São Paulo não ganhou sua atual importância econômica em razão dos imigrantes (eles começaram a chegar depois) ou por alguma psicologia diferenciada de empreendedorismo.
O milagre se deu em razão do café, que substituiria o açúcar e se tornaria no Segundo Reinado (1840-1889) o grande produto brasileiro de exportação.
A renda do café permitiu a emergência dos bancos que financiavam o comércio e a indústria. Mas os mecanismos de crédito passaram a ser fortemente direcionados à industrialização a partir da Revolução de 30, com o confisco cambial (um imposto sobre as exportações).
A indústria fortalecida afetou a qualidade do emprego e o aumento da renda do paulistano. Foi um círculo virtuoso que impulsionou o crescimento da cidade e o projeto involuntário de concorrer com o Rio de Janeiro - e sair ganhando - em termos econômicos e culturais.

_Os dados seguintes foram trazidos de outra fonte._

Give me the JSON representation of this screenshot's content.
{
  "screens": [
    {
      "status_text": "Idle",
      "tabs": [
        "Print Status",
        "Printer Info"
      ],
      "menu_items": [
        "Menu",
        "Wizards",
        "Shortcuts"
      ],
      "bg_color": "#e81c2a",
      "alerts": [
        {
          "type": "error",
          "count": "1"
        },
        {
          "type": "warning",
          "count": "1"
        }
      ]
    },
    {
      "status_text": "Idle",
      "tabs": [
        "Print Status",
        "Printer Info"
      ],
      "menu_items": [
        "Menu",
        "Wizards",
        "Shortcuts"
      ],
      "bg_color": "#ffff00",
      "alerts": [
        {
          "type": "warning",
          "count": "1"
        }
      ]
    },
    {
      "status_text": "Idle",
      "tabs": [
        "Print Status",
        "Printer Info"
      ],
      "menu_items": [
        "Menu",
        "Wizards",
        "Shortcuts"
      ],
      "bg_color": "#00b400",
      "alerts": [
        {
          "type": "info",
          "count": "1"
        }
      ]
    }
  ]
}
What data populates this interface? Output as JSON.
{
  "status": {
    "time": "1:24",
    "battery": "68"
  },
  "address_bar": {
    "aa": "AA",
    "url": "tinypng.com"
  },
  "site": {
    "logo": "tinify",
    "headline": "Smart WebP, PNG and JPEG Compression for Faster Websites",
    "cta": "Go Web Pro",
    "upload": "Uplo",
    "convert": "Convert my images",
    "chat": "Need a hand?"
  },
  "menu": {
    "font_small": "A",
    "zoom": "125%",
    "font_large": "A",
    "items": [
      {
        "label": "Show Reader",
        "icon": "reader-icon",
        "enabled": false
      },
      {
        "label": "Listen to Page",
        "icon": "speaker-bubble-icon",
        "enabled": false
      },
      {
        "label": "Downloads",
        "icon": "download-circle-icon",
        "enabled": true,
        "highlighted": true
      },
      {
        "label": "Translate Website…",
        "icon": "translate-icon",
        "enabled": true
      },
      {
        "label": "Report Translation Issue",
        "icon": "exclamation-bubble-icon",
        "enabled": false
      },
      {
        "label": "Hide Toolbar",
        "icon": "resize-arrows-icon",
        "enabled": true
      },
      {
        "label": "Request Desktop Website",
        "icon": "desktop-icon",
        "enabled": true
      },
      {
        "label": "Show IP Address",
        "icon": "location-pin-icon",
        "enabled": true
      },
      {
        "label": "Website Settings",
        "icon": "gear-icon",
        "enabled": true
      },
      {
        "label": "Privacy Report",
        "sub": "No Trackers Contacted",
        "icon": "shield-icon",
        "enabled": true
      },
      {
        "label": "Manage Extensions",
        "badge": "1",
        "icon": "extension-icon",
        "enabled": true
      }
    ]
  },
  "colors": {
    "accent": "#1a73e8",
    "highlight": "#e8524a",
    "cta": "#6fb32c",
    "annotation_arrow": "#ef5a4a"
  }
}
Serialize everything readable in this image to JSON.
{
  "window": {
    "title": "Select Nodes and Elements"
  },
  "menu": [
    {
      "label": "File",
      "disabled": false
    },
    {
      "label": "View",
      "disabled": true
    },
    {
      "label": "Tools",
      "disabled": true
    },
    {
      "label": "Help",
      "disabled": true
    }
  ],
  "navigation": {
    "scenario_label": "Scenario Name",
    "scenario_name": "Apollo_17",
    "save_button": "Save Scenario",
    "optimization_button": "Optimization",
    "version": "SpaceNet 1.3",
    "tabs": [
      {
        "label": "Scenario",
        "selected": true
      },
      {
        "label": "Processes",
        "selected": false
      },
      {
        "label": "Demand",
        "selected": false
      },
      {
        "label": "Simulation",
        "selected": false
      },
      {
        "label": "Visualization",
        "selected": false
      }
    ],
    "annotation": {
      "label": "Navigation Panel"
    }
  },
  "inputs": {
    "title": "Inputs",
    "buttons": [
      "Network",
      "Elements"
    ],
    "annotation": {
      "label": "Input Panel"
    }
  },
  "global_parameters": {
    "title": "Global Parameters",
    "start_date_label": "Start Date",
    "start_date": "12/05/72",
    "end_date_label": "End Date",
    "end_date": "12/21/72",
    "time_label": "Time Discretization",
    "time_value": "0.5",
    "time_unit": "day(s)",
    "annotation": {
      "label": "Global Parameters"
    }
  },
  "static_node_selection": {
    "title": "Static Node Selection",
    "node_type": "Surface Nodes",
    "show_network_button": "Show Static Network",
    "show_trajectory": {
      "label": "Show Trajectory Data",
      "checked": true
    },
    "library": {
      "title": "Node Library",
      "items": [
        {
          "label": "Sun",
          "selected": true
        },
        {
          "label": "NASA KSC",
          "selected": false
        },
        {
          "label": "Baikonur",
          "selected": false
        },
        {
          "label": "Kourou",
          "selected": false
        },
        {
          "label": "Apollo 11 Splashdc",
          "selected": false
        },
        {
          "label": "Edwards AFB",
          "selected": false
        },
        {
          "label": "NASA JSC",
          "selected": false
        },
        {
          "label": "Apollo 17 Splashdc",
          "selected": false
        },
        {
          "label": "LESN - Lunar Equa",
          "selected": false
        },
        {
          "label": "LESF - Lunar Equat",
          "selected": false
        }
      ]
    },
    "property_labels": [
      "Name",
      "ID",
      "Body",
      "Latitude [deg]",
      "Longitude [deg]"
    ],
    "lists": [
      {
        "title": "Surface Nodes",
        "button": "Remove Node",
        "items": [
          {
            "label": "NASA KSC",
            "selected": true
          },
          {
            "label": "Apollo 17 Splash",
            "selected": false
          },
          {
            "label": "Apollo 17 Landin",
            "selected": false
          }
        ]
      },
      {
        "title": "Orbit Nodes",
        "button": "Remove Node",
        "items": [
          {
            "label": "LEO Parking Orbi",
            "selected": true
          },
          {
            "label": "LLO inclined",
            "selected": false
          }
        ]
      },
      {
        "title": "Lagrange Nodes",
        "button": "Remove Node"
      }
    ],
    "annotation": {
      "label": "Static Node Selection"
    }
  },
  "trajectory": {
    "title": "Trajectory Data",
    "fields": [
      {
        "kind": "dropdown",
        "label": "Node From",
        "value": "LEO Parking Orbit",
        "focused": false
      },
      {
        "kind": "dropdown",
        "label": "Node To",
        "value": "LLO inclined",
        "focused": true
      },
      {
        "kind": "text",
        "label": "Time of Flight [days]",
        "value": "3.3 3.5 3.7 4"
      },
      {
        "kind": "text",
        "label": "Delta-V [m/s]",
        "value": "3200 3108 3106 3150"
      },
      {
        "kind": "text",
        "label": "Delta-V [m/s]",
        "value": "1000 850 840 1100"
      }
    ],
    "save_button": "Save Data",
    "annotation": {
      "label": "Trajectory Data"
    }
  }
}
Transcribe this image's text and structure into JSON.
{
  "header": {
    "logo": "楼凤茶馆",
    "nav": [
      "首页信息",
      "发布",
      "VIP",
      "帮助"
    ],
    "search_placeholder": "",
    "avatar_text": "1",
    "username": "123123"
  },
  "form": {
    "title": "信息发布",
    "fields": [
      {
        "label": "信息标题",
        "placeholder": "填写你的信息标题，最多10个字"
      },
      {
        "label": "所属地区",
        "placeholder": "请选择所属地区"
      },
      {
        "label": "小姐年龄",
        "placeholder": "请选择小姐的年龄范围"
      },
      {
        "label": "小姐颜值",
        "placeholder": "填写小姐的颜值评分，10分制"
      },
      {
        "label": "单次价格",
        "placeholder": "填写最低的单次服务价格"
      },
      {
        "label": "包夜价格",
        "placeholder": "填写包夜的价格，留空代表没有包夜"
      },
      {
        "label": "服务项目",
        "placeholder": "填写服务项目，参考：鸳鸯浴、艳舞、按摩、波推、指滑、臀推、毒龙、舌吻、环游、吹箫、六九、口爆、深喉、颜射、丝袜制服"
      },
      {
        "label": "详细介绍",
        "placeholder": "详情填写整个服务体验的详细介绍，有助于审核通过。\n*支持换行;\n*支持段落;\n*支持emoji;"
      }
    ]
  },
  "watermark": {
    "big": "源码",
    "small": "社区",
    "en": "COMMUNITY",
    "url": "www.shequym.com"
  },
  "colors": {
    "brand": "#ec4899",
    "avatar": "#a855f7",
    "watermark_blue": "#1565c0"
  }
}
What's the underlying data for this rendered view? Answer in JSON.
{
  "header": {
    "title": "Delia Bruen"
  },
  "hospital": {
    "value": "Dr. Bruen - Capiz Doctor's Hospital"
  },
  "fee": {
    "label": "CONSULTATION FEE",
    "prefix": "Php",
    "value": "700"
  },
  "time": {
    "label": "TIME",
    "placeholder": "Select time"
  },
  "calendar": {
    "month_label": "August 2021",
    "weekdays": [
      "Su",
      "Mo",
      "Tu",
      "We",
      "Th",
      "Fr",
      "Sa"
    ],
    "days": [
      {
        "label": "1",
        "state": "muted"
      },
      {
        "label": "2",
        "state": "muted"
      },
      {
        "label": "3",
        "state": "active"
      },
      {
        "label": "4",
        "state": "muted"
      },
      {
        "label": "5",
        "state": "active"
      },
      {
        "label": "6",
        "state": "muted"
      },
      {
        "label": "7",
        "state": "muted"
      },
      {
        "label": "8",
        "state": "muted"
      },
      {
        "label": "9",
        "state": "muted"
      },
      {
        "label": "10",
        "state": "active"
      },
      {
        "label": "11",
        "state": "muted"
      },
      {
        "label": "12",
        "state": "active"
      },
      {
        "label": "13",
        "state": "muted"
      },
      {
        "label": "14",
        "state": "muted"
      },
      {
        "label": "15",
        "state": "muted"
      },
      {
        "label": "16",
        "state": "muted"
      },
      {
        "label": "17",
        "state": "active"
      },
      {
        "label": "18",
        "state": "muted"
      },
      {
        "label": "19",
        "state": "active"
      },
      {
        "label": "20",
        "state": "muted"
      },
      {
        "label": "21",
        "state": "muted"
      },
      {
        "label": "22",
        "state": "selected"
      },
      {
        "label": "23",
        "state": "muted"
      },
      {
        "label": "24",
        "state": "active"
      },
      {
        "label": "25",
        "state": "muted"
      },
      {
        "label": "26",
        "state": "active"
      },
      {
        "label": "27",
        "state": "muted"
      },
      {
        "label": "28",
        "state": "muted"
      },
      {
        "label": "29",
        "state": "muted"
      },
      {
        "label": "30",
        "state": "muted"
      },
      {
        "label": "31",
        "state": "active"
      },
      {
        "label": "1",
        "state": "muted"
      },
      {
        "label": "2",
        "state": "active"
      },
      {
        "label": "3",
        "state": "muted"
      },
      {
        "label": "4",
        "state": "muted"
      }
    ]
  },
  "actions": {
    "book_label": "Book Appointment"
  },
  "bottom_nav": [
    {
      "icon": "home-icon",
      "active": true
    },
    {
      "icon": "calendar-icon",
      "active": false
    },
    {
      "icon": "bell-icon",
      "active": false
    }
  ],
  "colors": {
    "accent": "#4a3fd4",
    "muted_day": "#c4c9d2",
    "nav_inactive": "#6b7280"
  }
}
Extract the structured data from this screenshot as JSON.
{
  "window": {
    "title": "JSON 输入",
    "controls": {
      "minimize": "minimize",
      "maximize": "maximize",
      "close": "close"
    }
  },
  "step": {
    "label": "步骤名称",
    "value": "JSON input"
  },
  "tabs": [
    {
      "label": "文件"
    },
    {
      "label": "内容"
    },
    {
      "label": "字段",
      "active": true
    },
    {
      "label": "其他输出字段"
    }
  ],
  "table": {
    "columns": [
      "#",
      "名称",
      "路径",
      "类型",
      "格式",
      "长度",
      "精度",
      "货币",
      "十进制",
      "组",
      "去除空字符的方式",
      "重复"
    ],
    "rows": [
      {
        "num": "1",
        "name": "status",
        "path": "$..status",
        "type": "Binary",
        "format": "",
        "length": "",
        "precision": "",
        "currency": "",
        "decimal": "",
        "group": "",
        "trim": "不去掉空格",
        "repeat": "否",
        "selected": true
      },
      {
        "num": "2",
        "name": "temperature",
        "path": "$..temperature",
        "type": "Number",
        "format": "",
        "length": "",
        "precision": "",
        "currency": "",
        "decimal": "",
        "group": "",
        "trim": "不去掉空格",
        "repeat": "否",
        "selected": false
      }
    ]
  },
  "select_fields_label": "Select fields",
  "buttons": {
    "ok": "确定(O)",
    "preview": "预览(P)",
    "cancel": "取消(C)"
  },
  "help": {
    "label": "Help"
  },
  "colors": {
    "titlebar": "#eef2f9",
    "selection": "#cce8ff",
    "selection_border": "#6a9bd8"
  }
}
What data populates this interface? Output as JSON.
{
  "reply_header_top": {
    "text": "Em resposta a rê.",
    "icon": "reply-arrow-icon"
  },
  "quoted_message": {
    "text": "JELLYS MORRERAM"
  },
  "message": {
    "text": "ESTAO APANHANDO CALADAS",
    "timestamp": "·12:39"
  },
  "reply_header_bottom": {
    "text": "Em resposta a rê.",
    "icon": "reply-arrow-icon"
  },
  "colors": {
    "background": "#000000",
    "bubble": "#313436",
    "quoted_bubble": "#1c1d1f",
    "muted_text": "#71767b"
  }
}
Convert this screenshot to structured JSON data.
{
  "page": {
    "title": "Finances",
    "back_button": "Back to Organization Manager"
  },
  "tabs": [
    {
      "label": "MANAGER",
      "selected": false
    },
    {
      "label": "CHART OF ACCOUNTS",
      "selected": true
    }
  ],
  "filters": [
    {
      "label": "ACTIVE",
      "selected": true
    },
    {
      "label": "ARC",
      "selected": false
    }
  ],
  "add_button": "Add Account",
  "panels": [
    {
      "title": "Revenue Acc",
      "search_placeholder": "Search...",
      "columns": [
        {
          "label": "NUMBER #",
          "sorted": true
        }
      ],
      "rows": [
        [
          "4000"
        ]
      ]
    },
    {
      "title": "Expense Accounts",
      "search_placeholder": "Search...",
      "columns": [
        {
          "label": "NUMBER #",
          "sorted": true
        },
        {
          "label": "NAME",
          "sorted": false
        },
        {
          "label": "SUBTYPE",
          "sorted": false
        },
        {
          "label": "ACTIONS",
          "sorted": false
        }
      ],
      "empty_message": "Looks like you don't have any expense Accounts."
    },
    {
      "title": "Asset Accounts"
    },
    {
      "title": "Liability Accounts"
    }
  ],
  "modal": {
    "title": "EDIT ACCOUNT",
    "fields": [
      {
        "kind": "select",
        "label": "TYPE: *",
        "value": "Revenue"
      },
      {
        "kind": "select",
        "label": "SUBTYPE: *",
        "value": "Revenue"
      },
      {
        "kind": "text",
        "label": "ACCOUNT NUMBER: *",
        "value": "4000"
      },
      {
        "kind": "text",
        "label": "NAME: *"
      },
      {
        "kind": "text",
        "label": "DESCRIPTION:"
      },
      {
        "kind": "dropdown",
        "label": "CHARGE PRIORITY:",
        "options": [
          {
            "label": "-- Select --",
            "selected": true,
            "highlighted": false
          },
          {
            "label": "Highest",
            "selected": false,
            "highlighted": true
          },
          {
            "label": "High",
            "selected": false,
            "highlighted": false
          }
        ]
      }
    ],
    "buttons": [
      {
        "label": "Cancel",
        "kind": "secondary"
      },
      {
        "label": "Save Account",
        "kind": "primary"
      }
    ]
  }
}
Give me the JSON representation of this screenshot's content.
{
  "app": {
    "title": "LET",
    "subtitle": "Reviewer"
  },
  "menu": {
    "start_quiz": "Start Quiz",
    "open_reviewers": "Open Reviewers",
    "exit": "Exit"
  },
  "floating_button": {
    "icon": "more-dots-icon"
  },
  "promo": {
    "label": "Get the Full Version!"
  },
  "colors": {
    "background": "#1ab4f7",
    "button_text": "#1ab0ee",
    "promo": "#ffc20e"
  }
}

Nada mal para uma cidade que ainda em meados do século 19 uma população menor que a de São Luís do Maranhão, e onde, durante as comemorações do Quarto Centenário (1954), as ruas Boa Vista e 15 de Novembro (ex-rua da Imperatriz) armazenavam, em seus bancos, a metade do dinheiro em circulação no país.
A cidade agigantou-se com problemas imensos e também com engenhosas soluções que todos experimentamos no cotidiano.
Por fim, seus indicadores, apesar das desigualdades sociais, são de médios para cima. A mortalidade infantil é de 10,7 por mil nascidos vivos até o primeiro ano de idade (a taxa brasileira é de 13,2%, e a do Japão, a mundialmente mais baixa, é de 4%).
A renda per capita é de R$ 1.127, segundo dados de 2010 da Fundação Seade. E o IDH, que mede a expectativa de vida, a renda e a escolaridade da população, é de 0,805 (0,761 para o Brasil).